In this catalogue, I see an eclecticism and an opulence found nowhere else except in museums. I’m not sure what I admire the most, the stones, the craftsmanship of the people who created them or the source of inspiration. How can I select just a few items from the hundreds on offer? I started by looking for a balance between eras, esthetic forms, colors and shapes, before being guided by my own tastes. As with any such list, there is an element of injustice, as other items could easily have warranted inclusion, including the “Lion ébouriffé” (tousled lion) by Van Cleef & Arpels and the Napoleon III necklace with cameos.
I found it interesting that these jewels were showcased by AlmaKarina photographers Tom and Karina. Their vision is as precise as it is poetic, stylish and compelling, and the result is jewelry in perfect harmony with the fundamental forces of nature. The beauty of their images is matched only by our astonishment.
“Feather” brooch, Boucheron
It is a real challenge to recreate the fragility and extreme lightness of a feather using such hard materials as gold and precious stones. In the 1960s, the Maison Boucheron worked large pieces, as if creating a sculpture. The diamond-enhanced down and barbules are so delicate they seem apt to quiver at the slightest breath of air. Over time, the feather became the perfect design for jewelers to demonstrate their skills and it is now the ultimate test, interpreted in a myriad ways.
Pendant brooch, Pol Bury
Fine moveable pins in the center of a concave mirror intrigue and remind us that this is the work of the artist Pol Bury. Influenced by Calder and considered one of the founders of kinetic art, Pol Bury’s works and jewels were based on appearances and illusions. This pendant brooch is a poetic experiment that examines imbalance even in the subtlest vibrations of movement.
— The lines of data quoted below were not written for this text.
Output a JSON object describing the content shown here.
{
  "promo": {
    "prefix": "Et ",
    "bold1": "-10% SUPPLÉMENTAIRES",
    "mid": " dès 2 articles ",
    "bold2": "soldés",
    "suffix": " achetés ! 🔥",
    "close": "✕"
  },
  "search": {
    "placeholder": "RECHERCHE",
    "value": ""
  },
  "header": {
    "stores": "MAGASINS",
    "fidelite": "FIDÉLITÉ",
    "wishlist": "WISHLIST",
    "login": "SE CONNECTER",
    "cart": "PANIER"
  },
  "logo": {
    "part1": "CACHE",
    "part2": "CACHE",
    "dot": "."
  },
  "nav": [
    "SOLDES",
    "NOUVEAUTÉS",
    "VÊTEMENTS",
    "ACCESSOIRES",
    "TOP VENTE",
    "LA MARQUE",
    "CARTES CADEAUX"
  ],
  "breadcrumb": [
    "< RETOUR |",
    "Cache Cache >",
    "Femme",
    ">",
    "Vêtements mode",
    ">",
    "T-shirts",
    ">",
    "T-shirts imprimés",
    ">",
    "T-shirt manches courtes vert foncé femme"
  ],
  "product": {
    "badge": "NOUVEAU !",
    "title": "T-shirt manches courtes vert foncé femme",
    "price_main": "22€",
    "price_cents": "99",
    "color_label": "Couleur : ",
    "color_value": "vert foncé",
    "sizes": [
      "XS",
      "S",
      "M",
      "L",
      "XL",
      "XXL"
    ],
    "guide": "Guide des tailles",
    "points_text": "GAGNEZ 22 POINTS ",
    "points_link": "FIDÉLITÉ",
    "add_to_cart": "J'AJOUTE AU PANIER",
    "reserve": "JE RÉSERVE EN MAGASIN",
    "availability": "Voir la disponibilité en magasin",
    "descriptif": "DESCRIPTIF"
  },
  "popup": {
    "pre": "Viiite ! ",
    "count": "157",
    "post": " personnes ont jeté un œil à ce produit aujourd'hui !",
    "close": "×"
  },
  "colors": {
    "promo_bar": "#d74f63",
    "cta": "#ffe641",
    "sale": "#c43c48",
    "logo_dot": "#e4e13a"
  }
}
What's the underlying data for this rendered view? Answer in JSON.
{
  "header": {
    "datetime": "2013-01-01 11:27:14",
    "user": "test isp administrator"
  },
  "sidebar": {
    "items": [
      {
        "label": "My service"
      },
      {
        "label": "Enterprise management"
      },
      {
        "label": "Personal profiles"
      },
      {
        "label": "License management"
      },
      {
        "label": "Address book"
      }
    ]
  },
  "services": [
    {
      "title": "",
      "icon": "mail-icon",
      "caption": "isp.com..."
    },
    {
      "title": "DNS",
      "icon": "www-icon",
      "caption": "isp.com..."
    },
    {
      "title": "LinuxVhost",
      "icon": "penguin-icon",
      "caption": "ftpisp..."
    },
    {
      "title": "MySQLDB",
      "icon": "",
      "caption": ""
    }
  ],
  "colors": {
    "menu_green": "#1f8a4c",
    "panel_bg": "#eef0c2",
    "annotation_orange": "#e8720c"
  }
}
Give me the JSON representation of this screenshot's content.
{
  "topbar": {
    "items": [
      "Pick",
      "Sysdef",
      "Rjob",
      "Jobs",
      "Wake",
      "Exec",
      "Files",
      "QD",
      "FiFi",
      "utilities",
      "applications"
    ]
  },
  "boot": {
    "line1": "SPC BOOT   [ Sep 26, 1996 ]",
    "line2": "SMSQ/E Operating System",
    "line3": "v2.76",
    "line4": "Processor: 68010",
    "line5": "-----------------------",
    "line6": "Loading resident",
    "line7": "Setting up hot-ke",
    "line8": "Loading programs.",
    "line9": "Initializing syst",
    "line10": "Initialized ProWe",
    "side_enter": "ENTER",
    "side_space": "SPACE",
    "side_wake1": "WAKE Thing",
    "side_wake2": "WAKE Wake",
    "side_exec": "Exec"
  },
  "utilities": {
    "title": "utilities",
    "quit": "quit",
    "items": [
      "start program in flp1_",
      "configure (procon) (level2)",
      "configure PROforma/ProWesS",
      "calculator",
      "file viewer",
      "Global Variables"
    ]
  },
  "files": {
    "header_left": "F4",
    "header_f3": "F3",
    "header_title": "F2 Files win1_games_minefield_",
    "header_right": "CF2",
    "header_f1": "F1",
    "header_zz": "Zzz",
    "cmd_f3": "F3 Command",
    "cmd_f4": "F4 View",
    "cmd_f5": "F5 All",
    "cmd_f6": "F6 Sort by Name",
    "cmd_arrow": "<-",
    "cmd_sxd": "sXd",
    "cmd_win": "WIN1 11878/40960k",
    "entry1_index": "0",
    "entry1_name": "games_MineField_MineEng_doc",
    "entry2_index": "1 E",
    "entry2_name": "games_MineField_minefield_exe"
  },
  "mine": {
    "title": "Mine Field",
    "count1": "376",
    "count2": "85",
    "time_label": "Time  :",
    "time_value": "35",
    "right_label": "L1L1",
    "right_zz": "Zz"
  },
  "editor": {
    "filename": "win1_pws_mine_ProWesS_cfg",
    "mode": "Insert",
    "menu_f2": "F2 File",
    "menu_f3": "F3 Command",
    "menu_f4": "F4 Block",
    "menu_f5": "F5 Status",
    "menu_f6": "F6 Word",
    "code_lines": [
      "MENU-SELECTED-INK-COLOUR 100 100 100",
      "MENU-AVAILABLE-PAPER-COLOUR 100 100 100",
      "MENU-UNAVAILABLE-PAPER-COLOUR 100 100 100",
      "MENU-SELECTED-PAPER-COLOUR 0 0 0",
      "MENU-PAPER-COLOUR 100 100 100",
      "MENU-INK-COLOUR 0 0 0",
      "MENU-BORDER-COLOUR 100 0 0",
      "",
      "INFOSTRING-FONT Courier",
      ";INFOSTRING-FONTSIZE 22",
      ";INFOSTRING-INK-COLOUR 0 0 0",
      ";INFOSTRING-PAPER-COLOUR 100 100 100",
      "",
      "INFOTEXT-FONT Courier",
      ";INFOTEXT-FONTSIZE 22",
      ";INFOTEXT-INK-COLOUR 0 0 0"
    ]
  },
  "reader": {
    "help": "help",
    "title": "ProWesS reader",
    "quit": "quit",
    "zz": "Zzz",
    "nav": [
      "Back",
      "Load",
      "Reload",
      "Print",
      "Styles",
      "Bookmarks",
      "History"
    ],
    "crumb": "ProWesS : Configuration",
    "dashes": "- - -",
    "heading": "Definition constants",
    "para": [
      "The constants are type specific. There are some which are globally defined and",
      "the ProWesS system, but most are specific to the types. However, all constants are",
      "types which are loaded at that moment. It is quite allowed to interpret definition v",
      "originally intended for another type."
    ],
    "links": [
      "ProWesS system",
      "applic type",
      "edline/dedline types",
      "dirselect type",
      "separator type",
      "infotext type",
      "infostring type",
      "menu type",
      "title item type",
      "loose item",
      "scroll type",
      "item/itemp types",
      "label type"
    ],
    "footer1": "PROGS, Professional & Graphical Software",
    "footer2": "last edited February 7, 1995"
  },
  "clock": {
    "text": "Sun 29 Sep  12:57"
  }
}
Necklace, Suzanne Belperron
In its display case, this piece was labelled “Egyptian necklace”. It is impossible to say why, but one thing is sure – with a semi-circular shape underlined by a row of old-cut diamonds, this necklace symbolizes Suzanne Belperron’s love of ethnic jewelry. She often admired the pieces found in the Musée des Beaux-Arts et d’Archéologie in Besançon, where she studied. This necklace bears the hallmark of the Groëne et Darde workshop which created Suzanne Belperron’s most beautiful pieces until the early 1950s. This workshop played a fundamental role in her work, as it was the hands of its artisans that interpreted her designs through the creation of delicate settings and the way they worked the gold and conveyed the fluidity of a line of diamonds.
This ring is the work of the Italian jeweler Buccellati, nicknamed the “Prince of Goldsmiths” by Gabriele D’Annunzio. In the 19th century, Buccellati attempted to recreate the weave of the most delicate fabrics. Worked by the exquisite hands of the craftsmen, the embossed yellow, white and pink gold is extremely sophisticated and highly sensuous. It is texturized, sanded, engraved or polished. It is beaten, openworked and transformed into lace or mesh. It evokes silk damask worthy of the Italian Renaissance or linen that has developed a sheen over time. The delicately worked contemporary pieces bear the overtones of this eternal poetry.
Brooch, Johann Michael Wilm
What does this 1935 brooch tell us? This woven gold repoussé dome, its leaves studded with diamonds and pearls, is the work of jeweler Johann Michael Wilm, and transports us to Germany. Many people are unaware that Germany has a rich tradition of jewelry due to its precious stone and silver mines. The wealth of the Princes of Saxony was boosted by the operation of these mines and is still in evidence in the lavish curio cabinets and collections of jewelry, minerals and goldware on display in the “Green Vault” in Dresden.
“Snake” bracelet, anonymous
This 1950s snake bracelet, its body covered in chiseled gold scales, is so flexible that it can be stretched and rolled around the wrist three times. It is lascivious and sensual, with a disturbing beauty accentuated by a single oval sapphire eye surrounded by diamonds, and is perfect for those with strong personalities. In the history of jewelry, the reptile has always been the prerogative of demi-mondaines, actresses and disreputable women such as Sarah Bernhardt, Mata Hari and Elizabeth Taylor.